The information profile around C-to-U editing sites usually exhibits small peaks in the 5′ flanking region. In contrast to the strong sequence conservation at −1/−2 positions of editing sites, relatively little sequence similarity is observed in the scatter plots in these upstream regions (data not shown). Molecular analyses of the sequences required for editing site conversion in angiosperm chloroplast and mitochondrial systems have demonstrated that the cis-element includes approximately 20 nucleotides of upstream sequence and relatively little downstream sequence (Shikanai 2006; van der Merwe et al. 2006; Hayes and Hanson 2008). Clusters of editing sites have been proposed for the recognition of editing sites in higher plant chloroplasts (Chateigner-Boutin and Hanson 2002), and some editing sites can be grouped into clusters that exhibit sequence similarity. In some cases, PPR genes are required for processing two or more editing sites, and the cis-elements share limited sequence similarity (Chateigner-Boutin 2008; Okuda et al. 2009, 2010; Zehrmann et al. 2009). The analysis of the cis-elements for 34 editing sites and 15 PPR proteins in Arabidopsis required for RNA editing indicated that the cis-elements for editing sites were not strikingly similar (Hammani et al. 2009).

Conclusions

Informatics analyses demonstrate that C-to-U editing sites share common features across diverse taxa and organelle systems.

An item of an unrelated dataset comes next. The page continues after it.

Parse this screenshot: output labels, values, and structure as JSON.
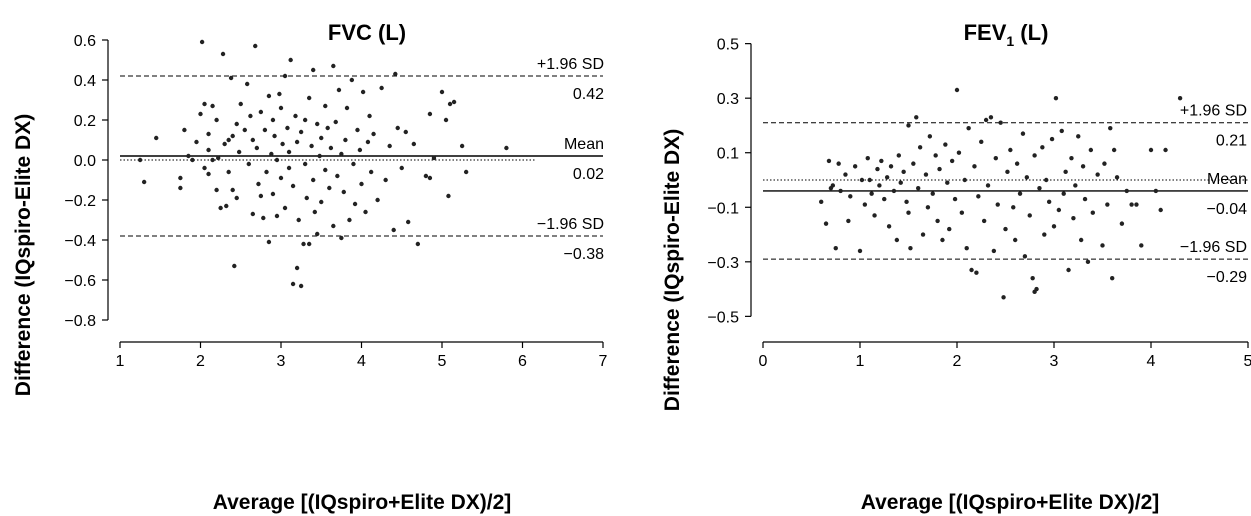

The information profiles around editing sites in these diverse systems show similar patterns. Furthermore, the nucleotides at −1/−2 show remarkable similarity across diverse taxa and different organelles systems. The conserved information profiles and nucleotide context around C-to-U editing sites across these broad taxa may be a constraint of common features of the editing mechanism.